Secondly, Tom Edwards made a habit of leaving his door open. This was his policy. No matter who you were, and what your problem, the MD's door was always open to his staff, and his customers. You would be given a hearing, and he would express his opinion in a fair way. It's the reason he is so widely regarded not only by anyone who worked there but by the entire electrical industry.

 

ed16b: RT Edwards staff supporting Red Nose day. Pictured from left, Daniel Hobbs and Angela Pomerenke.
Photo: David Nielsen JN1510DM
Daniel Hobbs and Angela Pomerenke show their support for Red Nose Day in 2010.

When Tom sold the company to the South Australian Radio Rentals group in 2008, things changed.

Gone was the open-door policy and in came a corporate juggernaut with a new culture.

The loyalty shown by Ipswich to the company under Tom Edwards was remarkable, and it was because from the top the instruction was to treat the customer like a king or queen. Yes, there was a time when 'The Customer Is Always Right'.

These days we live in a corporate world where staff and customers alike are treated like a number. It's 'Shape up or ship out'.

The average time that people spend in a job in 2019, is just over two years. That never happened at R.T.Edwards, people stayed. Why? They wanted to.
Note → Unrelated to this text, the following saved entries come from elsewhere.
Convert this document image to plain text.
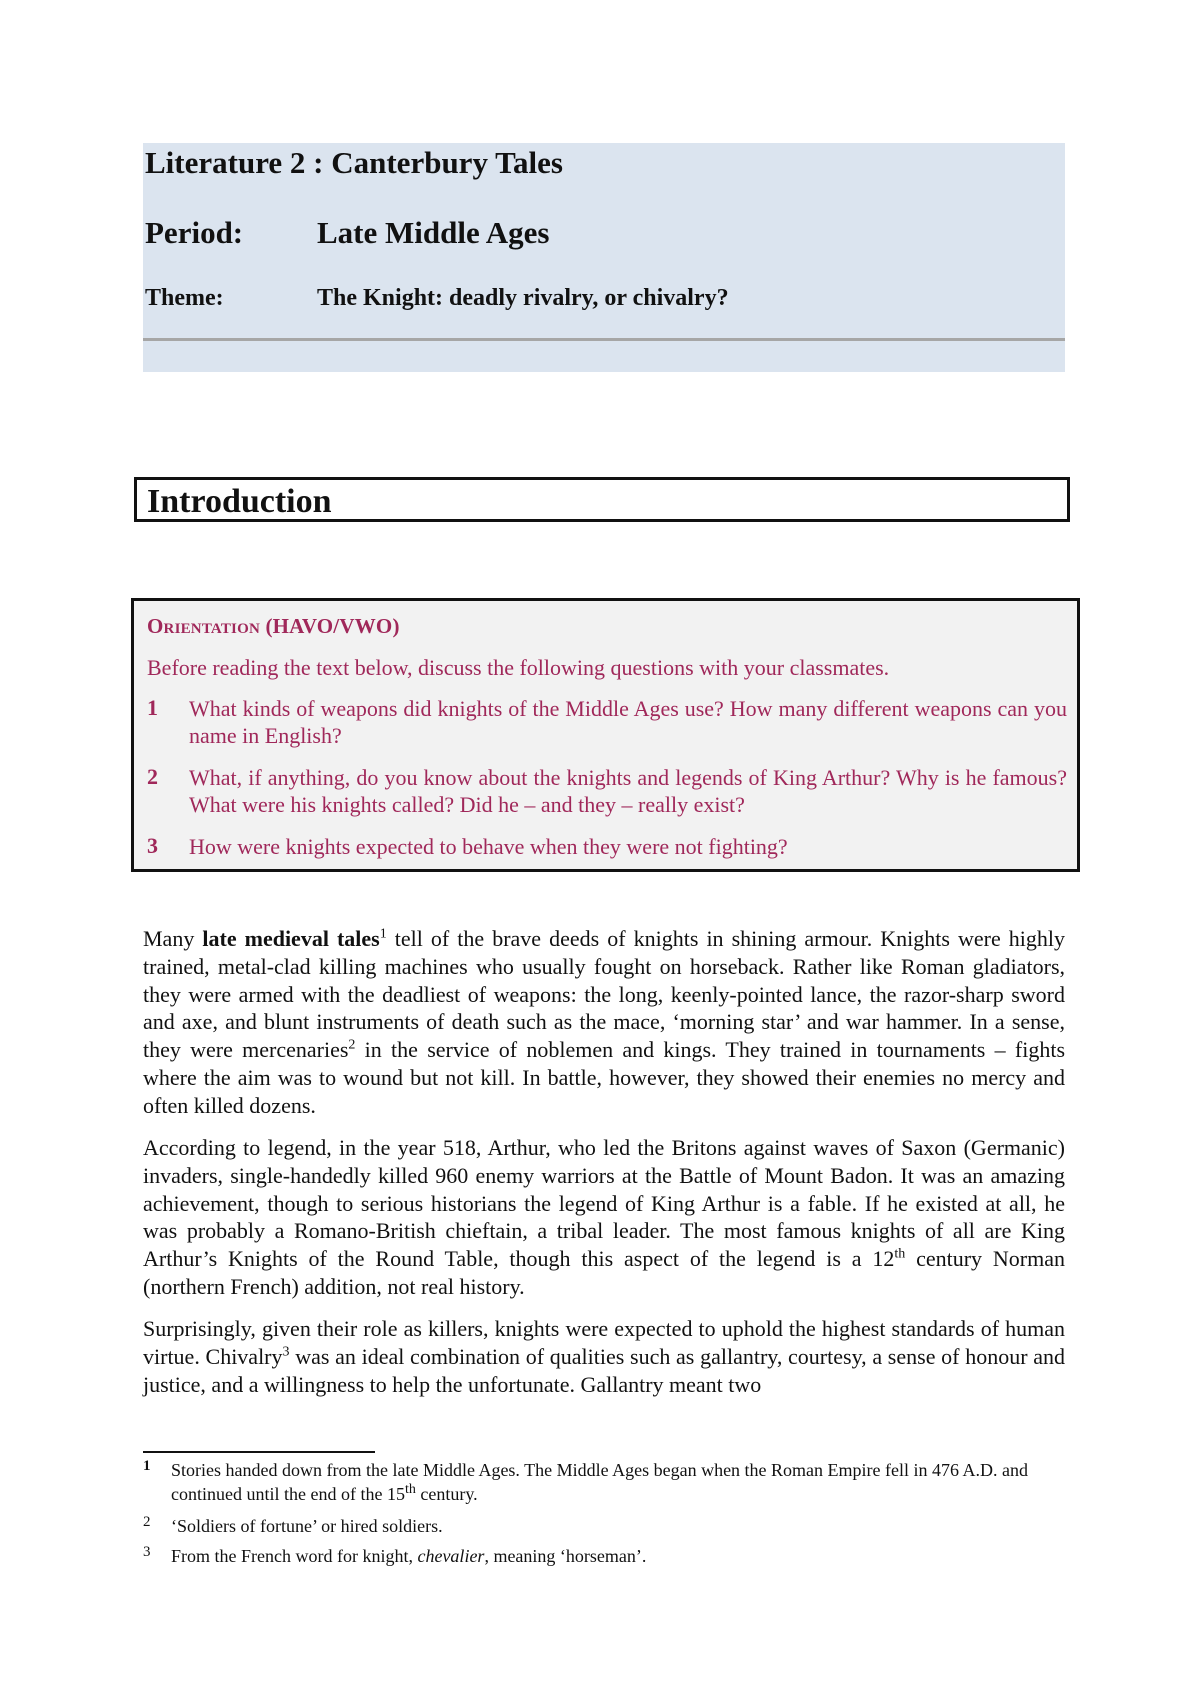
Literature 2 : Canterbury Tales
Period: Late Middle Ages
Theme:	The Knight: deadly rivalry, or chivalry?
Introduction
Orientation (HAVO/VWO)
Before reading the text below, discuss the following questions with your classmates.
1 What kinds of weapons did knights of the Middle Ages use? How many different weapons can you name in English?
2 What, if anything, do you know about the knights and legends of King Arthur? Why is he famous? What were his knights called? Did he – and they – really exist?
3 How were knights expected to behave when they were not fighting?

Many late medieval tales$^1$ tell of the brave deeds of knights in shining armour. Knights were highly trained, metal-clad killing machines who usually fought on horseback. Rather like Roman gladiators, they were armed with the deadliest of weapons: the long, keenly-pointed lance, the razor-sharp sword and axe, and blunt instruments of death such as the mace, ‘morning star’ and war hammer. In a sense, they were mercenaries$^2$ in the service of noblemen and kings. They trained in tournaments – fights where the aim was to wound but not kill. In battle, however, they showed their enemies no mercy and often killed dozens.

According to legend, in the year 518, Arthur, who led the Britons against waves of Saxon (Germanic) invaders, single-handedly killed 960 enemy warriors at the Battle of Mount Badon. It was an amazing achievement, though to serious historians the legend of King Arthur is a fable. If he existed at all, he was probably a Romano-British chieftain, a tribal leader. The most famous knights of all are King Arthur’s Knights of the Round Table, though this aspect of the legend is a 12th century Norman (northern French) addition, not real history.

Surprisingly, given their role as killers, knights were expected to uphold the highest standards of human virtue. Chivalry$^3$ was an ideal combination of qualities such as gallantry, courtesy, a sense of honour and justice, and a willingness to help the unfortunate. Gallantry meant two

1 Stories handed down from the late Middle Ages. The Middle Ages began when the Roman Empire fell in 476 A.D. and continued until the end of the 15th century.
2 ‘Soldiers of fortune’ or hired soldiers.
3 From the French word for knight, chevalier, meaning ‘horseman’.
Once Tom sold up, the loss of the business to the RetraVision group was devastating, reducing their buying power and after just four years it collapsed and pretty much signalled the end of the family-owned electrical retailer.

Today you can count the number of electrical retailers on one hand. Some may say it's good for your hip pocket to have just a few companies stocking the products you want, but personally I'd rather go to a shop where someone remembers my name and who's knowledge and experience I can trust.

 

Ipswich businessman Tom Edwards is preparing to carry the Queen's Baton across the David Trumpy Bridge.
Tom Edwards was chosen to carry the Queen's Baton when it passed through Ipswich in 2018 Hayden Johnson

To this day, after almost 20 years in the industry, I'm very particular about what brands I buy, and that's from my own experience.

With the news that RT's will be no more, it means one of the biggest success stories in Ipswich history will come to an end.

My heart goes out to the staff who now have to find a new job in a retail environment that has never been tougher and will continue to face new challenges against online shopping and massive companies moving in from overseas.

R.T.Edwards represented everything that was great, exciting and rewarding about retail, and I like many people, are sad to see it go.

They were good, challenging, exciting times, and we will never see anything like it in Ipswich again.